What the numbers reveal?

  • Step-level accuracy highlights that the agent chose Delta instead of PLAY in step 1 — so later price reasoning may be off.
  • Divergence trend shows factual drift grows across steps: good signal to insert a retrieval call after step 1.
  • Overall score blends weighted sub-metrics, giving you a pass/fail threshold for automatic regression tests.

Why It Matters for Agents?

  • Process integrity: Detect shortcuts where the agent guesses the right number without real reasoning.
  • Safety audits: Flag steps that wander into unsafe content even if the final answer looks innocent.
  • Fine-tuning: Visual reports reveal which reasoning sub-skills need data or instruction tweaks.

Putting It All Together

There are many ways to evaluate LLMs responses. Some representative and popular ones were described in this article.
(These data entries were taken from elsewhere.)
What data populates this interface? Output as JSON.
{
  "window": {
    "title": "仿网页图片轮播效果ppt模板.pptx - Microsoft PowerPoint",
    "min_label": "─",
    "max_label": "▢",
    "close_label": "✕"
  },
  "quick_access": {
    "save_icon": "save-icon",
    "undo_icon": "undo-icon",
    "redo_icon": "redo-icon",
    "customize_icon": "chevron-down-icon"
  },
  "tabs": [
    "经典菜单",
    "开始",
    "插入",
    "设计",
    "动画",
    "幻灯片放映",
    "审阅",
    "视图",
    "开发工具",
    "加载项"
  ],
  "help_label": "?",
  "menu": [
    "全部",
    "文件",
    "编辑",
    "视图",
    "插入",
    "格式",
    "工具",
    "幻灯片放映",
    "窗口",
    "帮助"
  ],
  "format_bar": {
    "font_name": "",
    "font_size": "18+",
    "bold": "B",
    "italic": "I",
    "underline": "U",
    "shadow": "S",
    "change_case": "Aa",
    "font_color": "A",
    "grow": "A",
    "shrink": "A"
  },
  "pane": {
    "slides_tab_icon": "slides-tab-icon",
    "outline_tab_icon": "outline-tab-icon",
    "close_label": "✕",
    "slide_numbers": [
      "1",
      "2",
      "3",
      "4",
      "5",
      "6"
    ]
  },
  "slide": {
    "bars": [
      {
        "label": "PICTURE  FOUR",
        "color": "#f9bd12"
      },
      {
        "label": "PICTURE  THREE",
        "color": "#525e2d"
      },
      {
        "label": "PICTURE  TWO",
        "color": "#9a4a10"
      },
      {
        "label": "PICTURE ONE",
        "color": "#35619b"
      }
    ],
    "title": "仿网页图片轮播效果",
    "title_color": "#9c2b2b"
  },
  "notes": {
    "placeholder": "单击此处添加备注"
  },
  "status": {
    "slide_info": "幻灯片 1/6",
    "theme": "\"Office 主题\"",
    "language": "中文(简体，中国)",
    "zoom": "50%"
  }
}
They belong to 3 major groups:

  • String comparison metrics tell you what overlapped.
  • Criteria scoring tells you how the answer reads.
  • Trajectory analysis tells you how the agent arrived to specific point.

Combine them for a full picture before shipping chatbots, retrieval-augmented search, or autonomous agents into production. Let’s start evaluating your LLM-based projects!

note: Code examples from this article can be also found in LLPhant/LLPhant framework repository in evaluation module also with some bigger context.
Evaluator classes are also available in a standalone library in my github repository mzarnecki/php-llm-evaluation.